It is believed that UK-based firms like GlaxoSmithKline (GSK) and Northern & Shell plot secret tax deals with authorities in Luxembourg to evade millions of corporate tax.
According to the BBC’s Panorama programme which obtained confidential tax agreements which contained detailed plans to reflect off-shore profits to avoid payment of corporate tax which stands at 28%.
The programme disclosed that GSK set up a new subsidiary, which lent £6.34 billion to a GSK company in the UK in 2010. In return, the UK company paid nearly £124 million in interest back to the Luxembourg subsidiary, by effectively removing that money from the UK company’s profits. The move meant that there was no money available to pay towards the 28% corporation tax.
In case of Northern & Shell, before 2009, some of the company’s subsidiaries in the UK had been lending each other money totalling £804 million without any obvious tax advantage. Northern & Shell then established a company in Luxembourg and transferred the loans there. Interest payments on those loans left the UK, leaving lower profits available for taxation by HM Revenue & Customs (HMRC).

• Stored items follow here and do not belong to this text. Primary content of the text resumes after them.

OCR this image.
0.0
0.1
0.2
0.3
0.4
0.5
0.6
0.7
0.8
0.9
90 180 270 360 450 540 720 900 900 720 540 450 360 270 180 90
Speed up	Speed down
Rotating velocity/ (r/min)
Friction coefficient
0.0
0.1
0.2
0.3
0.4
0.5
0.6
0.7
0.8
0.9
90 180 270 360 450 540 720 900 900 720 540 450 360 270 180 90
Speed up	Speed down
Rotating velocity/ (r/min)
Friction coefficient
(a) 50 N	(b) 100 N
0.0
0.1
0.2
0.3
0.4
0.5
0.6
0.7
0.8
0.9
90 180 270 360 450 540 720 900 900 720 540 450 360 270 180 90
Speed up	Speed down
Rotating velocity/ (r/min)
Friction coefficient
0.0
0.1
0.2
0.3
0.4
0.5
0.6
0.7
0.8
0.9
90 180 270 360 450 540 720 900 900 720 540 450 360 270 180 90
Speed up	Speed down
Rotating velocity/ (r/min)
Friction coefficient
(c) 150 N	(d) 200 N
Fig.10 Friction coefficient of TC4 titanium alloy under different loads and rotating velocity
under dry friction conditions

HMRC could levy only 1% tax on Northern & Shell, which meant that the company safeguraded its profits. Otherwise, it would have had to shell down £6 million towards corporation tax.
Richard Brooks, a former investigator with HMRC who now writes for Private Eye satirical magazine, said the documents reveal detailed plots of tax evasion on a large scale with the full cooperation of the tax haven. “The company puts its money into Luxembourg and borrows it back. It just sends money round in a circle and picks up a tax break on the way”, he said.